Jeff Sessions turns in list of Russia contacts — a day late and mostly blank
The Justice Department released clearance forms on Attorney General Jeff Sessions’ foreign contacts — a day late and short on details.
A federal court ordered the department last month to release security clearance forms submitted by Sessions listing any contacts with foreign governments in the previous seven years, but the documents weren’t provided until after Wednesday’s deadline had passed, reported NPR.
The forms were filed Thursday morning with U.S. District Court for the District of Columbia, although in heavily redacted form.
The ethics watchdog group American Oversight filed a Freedom of Information Act request in March seeking portions of the attorney general’s Standard Form 86 that might show contact with Russian government officials during the campaign or after the election.
“Jeff Sessions is our nation’s top law enforcement officer, and it is shocking one of his first acts after being named Attorney General was to mislead his own agency about a matter of national security,” said Austin Evers, executive director of American Oversight.
In the Justice Department filing, Sessions answers “no” when he was asked whether he or his immediate family had any contact with a foreign government or its representatives, inside or outside the U.S., in the past seven years.
The released forms contain no other detailed information.

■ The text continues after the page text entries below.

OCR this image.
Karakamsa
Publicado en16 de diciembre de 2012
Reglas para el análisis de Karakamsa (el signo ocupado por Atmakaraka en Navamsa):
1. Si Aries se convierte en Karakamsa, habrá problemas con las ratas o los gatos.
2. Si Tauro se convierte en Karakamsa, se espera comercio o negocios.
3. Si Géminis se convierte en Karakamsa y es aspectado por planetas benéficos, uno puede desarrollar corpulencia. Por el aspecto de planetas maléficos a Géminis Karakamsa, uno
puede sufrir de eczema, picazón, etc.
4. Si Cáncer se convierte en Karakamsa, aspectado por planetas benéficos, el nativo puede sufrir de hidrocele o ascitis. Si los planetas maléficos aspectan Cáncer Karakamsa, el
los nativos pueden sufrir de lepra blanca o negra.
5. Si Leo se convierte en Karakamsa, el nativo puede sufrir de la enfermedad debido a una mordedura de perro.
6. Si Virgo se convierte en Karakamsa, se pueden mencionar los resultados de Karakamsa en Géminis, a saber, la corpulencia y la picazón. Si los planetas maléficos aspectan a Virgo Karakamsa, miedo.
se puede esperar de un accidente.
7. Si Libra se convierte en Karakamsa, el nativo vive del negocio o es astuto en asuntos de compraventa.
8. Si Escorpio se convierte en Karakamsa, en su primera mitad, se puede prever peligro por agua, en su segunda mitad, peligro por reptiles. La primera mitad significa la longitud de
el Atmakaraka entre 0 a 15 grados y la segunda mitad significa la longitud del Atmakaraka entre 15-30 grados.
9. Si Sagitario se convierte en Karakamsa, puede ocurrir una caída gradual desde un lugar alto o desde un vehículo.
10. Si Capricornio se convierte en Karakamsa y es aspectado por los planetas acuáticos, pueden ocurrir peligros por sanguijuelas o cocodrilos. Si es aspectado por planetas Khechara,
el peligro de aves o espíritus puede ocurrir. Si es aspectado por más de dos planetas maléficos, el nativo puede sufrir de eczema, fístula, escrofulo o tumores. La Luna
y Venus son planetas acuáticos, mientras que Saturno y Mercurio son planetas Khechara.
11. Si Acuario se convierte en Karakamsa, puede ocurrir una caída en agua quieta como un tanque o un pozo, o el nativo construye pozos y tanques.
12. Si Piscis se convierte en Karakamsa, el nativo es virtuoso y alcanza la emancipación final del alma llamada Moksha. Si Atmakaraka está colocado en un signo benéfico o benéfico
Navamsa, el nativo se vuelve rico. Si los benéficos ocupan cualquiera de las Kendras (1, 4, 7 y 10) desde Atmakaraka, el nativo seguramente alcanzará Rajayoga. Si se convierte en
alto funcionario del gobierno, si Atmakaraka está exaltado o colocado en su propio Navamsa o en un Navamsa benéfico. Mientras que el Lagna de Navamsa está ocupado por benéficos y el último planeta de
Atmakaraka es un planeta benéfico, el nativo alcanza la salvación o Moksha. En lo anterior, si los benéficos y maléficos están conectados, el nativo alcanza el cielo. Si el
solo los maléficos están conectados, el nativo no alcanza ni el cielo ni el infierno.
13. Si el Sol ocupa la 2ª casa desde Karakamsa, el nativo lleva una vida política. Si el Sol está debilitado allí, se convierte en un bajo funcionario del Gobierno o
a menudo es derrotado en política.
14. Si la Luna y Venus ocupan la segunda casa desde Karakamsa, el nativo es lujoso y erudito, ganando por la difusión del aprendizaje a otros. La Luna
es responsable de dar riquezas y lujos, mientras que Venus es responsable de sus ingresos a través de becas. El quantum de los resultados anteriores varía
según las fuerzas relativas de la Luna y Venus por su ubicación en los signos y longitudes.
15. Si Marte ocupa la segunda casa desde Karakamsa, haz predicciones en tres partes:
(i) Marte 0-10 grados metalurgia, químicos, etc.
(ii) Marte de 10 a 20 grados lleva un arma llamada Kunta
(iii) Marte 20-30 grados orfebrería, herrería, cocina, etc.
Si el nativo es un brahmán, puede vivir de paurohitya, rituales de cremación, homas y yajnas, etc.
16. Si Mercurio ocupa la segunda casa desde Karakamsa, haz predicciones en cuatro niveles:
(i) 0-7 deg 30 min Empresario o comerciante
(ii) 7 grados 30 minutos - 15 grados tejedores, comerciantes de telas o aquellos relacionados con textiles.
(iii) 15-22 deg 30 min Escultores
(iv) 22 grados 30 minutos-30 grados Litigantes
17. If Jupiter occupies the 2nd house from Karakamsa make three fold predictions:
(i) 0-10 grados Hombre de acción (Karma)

Sessions has admitted to speaking to Russian ambassador Sergey Kislyak twice last year, but only after filling out those documents and after news reports revealed those meetings.
He also failed to inform senators of the conversations during his confirmation hearings.
Sessions testified last month in the Senate, where he had served until taking over as head of the Justice Department, that suggestions he colluded with Russia during the election were “an appalling and detestable lie.”